JDX is proud to be celebrating International Men’s Day today. A day designed to focus on men and boy’s health, improving gender relations and gender equality and promoting basic humanitarian values. We can hardly have failed to notice the amount of attention men’s mental health is getting currently, and so wanted to pause and reflect on mental health for men, why it’s a problem and what we can do in the workplace to improve things.
Yes, but is it really a problem?
Evidence indicates that it is. The chart below shows the most common mental health illnesses, along with women Vs men who are diagnosed in the UK. We can see that far more women are diagnosed than men (around 21% more women are diagnosed with Mixed Anxiety and Depression, 32% more women diagnosed with Anxiety and 16% more diagnosed with depression).
Bear in mind that this data relies on diagnosed disorders; not how many men or women might be suffering, but how many feel able to seek help.
Contrast this with how many men Vs women are diagnosed with alcohol or drug disorders. We can see that men are 44% more likely to suffer from alcohol addiction and 32% more likely to suffer from drug addiction. This indicates a reliance from men on self-medication, leading to potentially devastating results- 76% of suicides in the UK are committed by men.
It is widely accepted that societal gender norms promote an ideology that men should be “tough” and “fearless”, and that this complicates the issue as many men feel they are not a “man” if they show any sign of weakness.
Men may fail to recognise or act on warning signs and may be unwilling or unable to seek help.
How can we help?
- Remove pressure- Without realising we can use language and assign tasks that put unnecessary stress on men and the idea of ‘manliness’. At JDX we believe gender equality needs to support and protect both genders, and so we designed and rolled out unconscious bias training- open to all staff, and mandatory for all managers, so that our staff are more aware of the decisions they’re making and use of language. And so that they are empowered to call people out when we believe a decision or process is biased.
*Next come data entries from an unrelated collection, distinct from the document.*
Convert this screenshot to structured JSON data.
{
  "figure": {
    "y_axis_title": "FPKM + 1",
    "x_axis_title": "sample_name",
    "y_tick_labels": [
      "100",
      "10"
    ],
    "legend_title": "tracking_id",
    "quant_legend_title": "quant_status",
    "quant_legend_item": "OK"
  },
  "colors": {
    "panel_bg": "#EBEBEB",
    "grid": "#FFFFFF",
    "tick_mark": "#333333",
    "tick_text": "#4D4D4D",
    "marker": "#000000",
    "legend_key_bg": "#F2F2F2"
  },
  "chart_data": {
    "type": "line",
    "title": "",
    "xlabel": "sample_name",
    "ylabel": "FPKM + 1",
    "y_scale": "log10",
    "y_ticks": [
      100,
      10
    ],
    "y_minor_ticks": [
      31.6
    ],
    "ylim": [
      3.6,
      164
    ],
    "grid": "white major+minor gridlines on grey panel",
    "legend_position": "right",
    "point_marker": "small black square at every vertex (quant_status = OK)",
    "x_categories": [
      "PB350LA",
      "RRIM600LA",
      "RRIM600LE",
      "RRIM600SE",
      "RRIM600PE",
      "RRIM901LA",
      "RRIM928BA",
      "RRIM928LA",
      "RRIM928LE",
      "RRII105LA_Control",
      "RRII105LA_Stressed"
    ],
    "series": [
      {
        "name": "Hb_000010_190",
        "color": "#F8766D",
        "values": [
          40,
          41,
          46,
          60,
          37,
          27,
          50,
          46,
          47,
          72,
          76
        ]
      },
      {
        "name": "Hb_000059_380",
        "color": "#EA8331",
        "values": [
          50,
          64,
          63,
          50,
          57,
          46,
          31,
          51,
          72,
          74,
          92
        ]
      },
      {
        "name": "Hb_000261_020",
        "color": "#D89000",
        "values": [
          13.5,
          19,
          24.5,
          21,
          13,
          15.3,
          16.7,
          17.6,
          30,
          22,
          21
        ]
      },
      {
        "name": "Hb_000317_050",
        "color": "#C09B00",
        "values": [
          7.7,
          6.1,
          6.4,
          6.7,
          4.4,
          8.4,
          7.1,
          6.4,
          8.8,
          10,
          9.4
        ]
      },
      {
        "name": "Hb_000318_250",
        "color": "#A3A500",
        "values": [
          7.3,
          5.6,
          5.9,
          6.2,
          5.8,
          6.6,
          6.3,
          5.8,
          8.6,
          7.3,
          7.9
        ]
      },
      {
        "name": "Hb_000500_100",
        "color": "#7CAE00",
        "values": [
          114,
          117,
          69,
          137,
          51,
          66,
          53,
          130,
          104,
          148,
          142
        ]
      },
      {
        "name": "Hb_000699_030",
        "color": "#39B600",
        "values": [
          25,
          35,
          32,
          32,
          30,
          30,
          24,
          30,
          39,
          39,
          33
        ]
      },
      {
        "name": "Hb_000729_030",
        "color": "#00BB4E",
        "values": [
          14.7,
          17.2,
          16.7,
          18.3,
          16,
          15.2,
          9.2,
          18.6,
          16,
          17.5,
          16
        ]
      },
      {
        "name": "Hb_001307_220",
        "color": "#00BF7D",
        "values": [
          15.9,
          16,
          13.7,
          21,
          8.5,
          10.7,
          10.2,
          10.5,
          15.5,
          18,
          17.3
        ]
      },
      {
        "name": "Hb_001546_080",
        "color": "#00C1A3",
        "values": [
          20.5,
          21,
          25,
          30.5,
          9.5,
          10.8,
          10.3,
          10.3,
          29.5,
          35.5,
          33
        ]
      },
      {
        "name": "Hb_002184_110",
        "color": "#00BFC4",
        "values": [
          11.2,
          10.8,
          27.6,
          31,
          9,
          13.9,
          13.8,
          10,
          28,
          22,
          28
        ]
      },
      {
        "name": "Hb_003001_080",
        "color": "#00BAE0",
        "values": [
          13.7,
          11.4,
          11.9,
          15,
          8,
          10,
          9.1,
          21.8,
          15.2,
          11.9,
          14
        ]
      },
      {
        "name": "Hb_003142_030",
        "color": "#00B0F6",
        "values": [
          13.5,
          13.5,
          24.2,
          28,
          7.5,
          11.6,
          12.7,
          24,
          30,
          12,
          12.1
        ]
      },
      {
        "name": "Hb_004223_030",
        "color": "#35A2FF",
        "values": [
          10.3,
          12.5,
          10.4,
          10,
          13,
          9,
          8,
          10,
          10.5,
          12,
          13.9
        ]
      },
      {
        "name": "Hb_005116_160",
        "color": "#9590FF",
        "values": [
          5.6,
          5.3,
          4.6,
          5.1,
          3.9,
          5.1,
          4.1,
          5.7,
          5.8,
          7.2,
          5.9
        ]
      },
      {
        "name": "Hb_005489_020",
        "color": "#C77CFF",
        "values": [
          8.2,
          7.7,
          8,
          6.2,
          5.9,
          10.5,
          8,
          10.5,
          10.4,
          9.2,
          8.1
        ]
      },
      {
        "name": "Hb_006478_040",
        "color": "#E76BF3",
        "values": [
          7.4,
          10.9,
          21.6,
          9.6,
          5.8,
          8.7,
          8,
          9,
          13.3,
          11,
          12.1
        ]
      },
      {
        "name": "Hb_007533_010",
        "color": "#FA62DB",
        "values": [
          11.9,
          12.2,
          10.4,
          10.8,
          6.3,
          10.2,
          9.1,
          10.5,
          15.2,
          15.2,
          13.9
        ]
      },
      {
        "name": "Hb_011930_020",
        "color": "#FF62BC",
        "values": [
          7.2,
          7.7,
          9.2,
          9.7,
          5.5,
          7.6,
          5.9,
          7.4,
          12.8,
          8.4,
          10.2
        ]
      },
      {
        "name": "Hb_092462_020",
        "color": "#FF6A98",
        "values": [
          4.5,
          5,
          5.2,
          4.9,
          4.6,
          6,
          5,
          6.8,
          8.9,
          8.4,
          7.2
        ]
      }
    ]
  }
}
- Training on mental health- The most important thing we can do is raise awareness. At JDX we designed and rolled out mental health training for all managers so that managers can better identify signs of someone suffering from poor mental health and understand how to best approach and support them. A manager picking up on symptoms and not being too scared to talk to someone, could literally be the difference between life and death.
- Provide and publicise safe ways in which they can talk- We say too often that ‘men don’t talk about these things’, but maybe it is more that they aren’t given the opportunities to talk about them? Men are less likely to visit their GP than women, and so it is essential that we reflect on our workplaces and benefits and whether they are equipped to support someone needing help. For example, do you have an employee assistance programme, and is this well advertised and used? Do you offer access to a Doctor or private health care, and does this include counselling support if required? Do you promote a culture where people can be vulnerable even at senior positions, and your staff feel safe? Do you have a trained mental health first aider on site?
None of these things on their own will solve the overriding problem with men and mental health, but if we do our best as employers to protect and support men, we believe we can make a real difference.